This is a photo of our local emergency room with empty triage tents outside of it, taken from inside our car. We were passing by on our way home from getting drive-through flu shots which we could get because our insurance is really good and our doctors are very caring. Somehow everything about this picture sums up for me how we have access to ways to take care of our health that other people don't get. Black and brown and poor people are dying at so much higher rates. Even when wealthy white people like the president and his entourage get sick, they don't even think it's a big deal because they are already insulated and pampered, and can get expensive, cutting edge medical treatment with no problem. If all of us tried to keep each other safe, and if essential workers got excellent care and protection, we'd see a very different pattern.
October 7, 2020
This past week I put my dog in the car and went up to Empire, Michigan to take pictures and look for pretty rocks and fossils. I wanted to see how well [she] travels. She did fine. I was a bit anxious, though, I didn't need to be. She did accidentally lock me out of the hotel room. I went to the car, which was parked right outside the door, jumped up on the door, and turned the dead bolt. Inside the room were my keys and my phone. Other guests called the owners several times. As soon as they got the voicemails, they phoned to say they would be there soon.
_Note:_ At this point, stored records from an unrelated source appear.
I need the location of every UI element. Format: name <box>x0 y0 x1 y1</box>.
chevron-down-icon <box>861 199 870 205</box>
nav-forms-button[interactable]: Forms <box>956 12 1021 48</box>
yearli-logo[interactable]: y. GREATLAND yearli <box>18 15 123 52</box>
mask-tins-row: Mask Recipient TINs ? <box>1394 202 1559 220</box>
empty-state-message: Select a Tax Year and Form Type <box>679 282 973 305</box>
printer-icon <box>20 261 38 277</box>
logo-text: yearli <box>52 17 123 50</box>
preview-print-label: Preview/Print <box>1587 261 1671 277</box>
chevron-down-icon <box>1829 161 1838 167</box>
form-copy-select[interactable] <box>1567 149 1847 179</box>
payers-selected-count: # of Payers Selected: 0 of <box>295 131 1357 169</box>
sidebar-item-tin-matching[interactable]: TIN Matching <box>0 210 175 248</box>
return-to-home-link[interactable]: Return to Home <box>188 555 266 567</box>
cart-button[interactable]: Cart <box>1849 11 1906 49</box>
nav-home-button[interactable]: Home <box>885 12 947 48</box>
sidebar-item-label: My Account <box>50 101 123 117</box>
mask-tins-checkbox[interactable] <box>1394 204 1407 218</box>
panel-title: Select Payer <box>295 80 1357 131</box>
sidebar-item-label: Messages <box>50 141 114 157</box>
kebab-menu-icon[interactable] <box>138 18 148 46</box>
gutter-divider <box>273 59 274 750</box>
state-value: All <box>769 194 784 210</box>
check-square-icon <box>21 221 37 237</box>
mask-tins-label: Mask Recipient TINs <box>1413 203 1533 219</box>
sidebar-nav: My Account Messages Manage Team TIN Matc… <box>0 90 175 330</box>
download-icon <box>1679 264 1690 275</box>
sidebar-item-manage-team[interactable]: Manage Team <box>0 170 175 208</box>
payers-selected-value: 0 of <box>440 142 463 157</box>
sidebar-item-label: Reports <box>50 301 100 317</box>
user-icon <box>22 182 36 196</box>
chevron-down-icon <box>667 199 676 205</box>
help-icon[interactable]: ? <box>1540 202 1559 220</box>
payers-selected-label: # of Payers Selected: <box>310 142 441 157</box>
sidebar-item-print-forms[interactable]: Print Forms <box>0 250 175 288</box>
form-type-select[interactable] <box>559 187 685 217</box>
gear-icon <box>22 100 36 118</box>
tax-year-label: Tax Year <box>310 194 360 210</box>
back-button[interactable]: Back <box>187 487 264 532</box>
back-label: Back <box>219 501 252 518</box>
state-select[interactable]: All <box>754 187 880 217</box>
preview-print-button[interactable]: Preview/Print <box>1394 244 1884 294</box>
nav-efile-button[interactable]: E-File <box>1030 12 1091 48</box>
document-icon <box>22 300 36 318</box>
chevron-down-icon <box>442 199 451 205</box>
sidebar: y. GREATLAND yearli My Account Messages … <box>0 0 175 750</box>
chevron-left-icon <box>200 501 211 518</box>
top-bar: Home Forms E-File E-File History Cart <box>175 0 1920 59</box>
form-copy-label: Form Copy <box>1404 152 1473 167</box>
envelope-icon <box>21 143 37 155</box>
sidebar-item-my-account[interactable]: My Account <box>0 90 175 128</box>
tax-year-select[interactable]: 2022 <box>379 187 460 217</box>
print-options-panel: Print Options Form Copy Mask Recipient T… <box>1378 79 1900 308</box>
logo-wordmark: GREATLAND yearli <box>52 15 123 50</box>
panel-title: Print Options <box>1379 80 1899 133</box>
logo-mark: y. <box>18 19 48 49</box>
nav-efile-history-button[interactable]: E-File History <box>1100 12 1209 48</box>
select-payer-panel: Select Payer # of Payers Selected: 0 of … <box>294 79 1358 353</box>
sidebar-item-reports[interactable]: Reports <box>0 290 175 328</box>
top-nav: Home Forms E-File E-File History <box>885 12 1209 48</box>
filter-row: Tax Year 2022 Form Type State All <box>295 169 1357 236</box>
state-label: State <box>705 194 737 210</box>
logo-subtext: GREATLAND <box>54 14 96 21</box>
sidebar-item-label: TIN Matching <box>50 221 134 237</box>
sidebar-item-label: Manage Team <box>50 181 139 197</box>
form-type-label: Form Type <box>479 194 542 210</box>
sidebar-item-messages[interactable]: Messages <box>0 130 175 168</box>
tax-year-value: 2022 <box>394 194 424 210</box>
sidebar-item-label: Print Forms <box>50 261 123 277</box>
It was cold and very windy up north, but I got a few good pictures. It was too cold to do any serious fossil hunting along Lake Michigan's shores. But going up there marked a further nudge into normalcy. I woke up this morning to find we had had our first frost, so it's time to bring in the green tomatoes in the hopes they will ripen on the counter top. And I promised a friend that I would collect marigold flowers and freeze them. Her daughter makes dye from them. I wonder how long this bubble of normal will last before a new variant scratches at our warped sense of reality.